Daboul is not alone. In a series of Arabic-language programs hosted by German broadcaster Deutsche Welle and produced by the Shabab Talk group, other young Syrian refugees are also describing their German success stories.
Fahdi, for example, has developed a successful career as a player on a German soccer team. Haya is an outstanding 11th-grader at a German school. Another Syrian refugee describes landing a job as a lifeguard in the city of Tubingen.
For his part, Deiaa Abdullah, a Syrian Kurd, has started a unique project in which he uses a Facebook page that he created to teach fellow refugees German. He admits that he felt pangs of conscience over leaving Syria, when most of his friends were left behind.
Initially, Abdullah tried to form a group called One Euro a Day, which aimed to find donors who would give a euro a day to help people in Syria, but the project was a failure because he said people didn't like the idea of contributing money. It then occurred to him that he could teach refugees enough German that they could manage on the street, in stores and when dealing with government officials. With the help of simple illustrations accompanying the most basic vocabulary, he has attracted thousands of “friends” to the Facebook page and has received hundreds of thank-you messages for his lessons, which also appear on YouTube.

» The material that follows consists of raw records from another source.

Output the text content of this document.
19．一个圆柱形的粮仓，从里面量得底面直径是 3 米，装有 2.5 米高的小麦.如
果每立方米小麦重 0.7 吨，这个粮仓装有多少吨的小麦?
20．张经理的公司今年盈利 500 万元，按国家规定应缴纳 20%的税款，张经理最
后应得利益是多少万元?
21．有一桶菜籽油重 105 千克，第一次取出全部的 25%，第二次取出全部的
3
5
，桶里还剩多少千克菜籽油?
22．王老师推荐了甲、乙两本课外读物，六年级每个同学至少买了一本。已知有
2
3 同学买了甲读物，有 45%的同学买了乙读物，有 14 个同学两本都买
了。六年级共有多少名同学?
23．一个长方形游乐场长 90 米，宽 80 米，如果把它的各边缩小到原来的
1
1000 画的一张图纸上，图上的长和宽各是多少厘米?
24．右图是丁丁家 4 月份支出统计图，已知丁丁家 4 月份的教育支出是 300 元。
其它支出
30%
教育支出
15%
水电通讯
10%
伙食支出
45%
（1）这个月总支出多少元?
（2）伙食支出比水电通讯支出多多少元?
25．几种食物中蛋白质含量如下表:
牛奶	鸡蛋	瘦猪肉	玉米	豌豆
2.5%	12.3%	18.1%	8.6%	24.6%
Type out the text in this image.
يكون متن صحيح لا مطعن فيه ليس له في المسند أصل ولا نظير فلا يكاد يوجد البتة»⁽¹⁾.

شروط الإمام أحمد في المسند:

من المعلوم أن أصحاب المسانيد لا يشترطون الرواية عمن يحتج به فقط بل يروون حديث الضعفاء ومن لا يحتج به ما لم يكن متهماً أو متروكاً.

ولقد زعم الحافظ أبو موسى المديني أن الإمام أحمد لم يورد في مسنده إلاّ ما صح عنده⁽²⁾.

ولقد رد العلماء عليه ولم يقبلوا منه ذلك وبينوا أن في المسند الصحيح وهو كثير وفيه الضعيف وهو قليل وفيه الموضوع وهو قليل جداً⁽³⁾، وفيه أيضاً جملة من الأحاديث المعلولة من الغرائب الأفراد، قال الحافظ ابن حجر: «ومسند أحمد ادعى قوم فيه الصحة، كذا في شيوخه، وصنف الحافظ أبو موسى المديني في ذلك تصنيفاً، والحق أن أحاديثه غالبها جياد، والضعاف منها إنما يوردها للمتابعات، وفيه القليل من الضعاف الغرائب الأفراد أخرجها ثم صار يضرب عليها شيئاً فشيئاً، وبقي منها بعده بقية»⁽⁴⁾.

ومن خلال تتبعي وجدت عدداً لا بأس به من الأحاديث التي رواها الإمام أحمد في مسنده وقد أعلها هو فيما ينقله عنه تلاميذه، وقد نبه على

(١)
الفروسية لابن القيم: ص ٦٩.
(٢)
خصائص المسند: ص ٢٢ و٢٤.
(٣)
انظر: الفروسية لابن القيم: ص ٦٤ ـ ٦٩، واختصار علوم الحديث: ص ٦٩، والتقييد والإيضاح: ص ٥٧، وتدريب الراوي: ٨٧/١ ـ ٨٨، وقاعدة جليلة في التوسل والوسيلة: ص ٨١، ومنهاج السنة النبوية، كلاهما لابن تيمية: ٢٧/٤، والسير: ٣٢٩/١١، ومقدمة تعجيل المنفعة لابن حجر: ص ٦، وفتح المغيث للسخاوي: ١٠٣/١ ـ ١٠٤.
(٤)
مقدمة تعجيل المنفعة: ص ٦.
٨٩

In the process of adjusting to life in Germany, and elsewhere in Europe, Syrian refugees face not only major bureaucratic obstacles, but also suspicion on the part of locals – and sometimes even physical harassment. To help address the plight of the newcomers, a group of people have set up a website registered in London, by means of which refugees can find important forms with instructions, job information, and potential questions that they might be asked in a job interview.
A Facebook page called Syrian Refugees in Germany explains how applicants seeking to remain in that country should respond during visa-application interviews. For example, if asked, “Are you being sought by any of the parties to the conflict in Syria?” – applicants are advised to answer with a resounding "no," just as they should if asked whether they have ever been called up for service in the Syrian army.
If asked why they left Syria, the applicants are advised by this site to say that it was because of the war and the fear and the destruction; if asked if they intend to return home after the war, it is suggested that they answer in the affirmative if they want to get asylum status for a year, but negatively if they are seeking a three-year visa.
If asked what they hope to do in Germany, the visa applicants are instructed to say that they want to continue studying and “to work for a better future.” They are also advised to explain that they chose Germany because it is a country where the rule of law prevails and “a free country that respects human rights.”
In this way, it seems that the social networks are replacing the old approach, which necessitated that refugees make their way to the offices of humanitarian aid organizations for this type of advice. Indeed, the social networks now have no substitute, and are creating virtual refugee communities where people can learn from the experiences of others and even organize to assert their power collectively.
Thus, for example, one website started a petition calling on German authorities to expedite the reunification of families. Others provide advice on how to deal with harassment. There are Facebook pages geared to women refugees, and others to university students. Some sites sometimes feature posts from Iraqi or Lebanese refugees seeking explanations from Syrians on German bureaucratic procedures. These include refugees who arrived in Germany before the virtual refugee communities were established.
Syria, which has lost an entire generation of young people, can only hope that the younger generation of Syrians that is putting down roots in Germany and elsewhere in Europe will want to come home and help in the reconstruction of their homeland when the war is over. To date, more than five million refugees have fled the country and another seven million Syrians who stayed behind have been displaced from their homes.
About 360,000 Syrian refugees live in Germany. They represent a huge potential human resource for the land of their birth, as they wait for the moment when the major powers, the regime in Damascus, the militias and gangs and the terrorist organizations in the country arrive at a political arrangement that will allow those who fled to return home.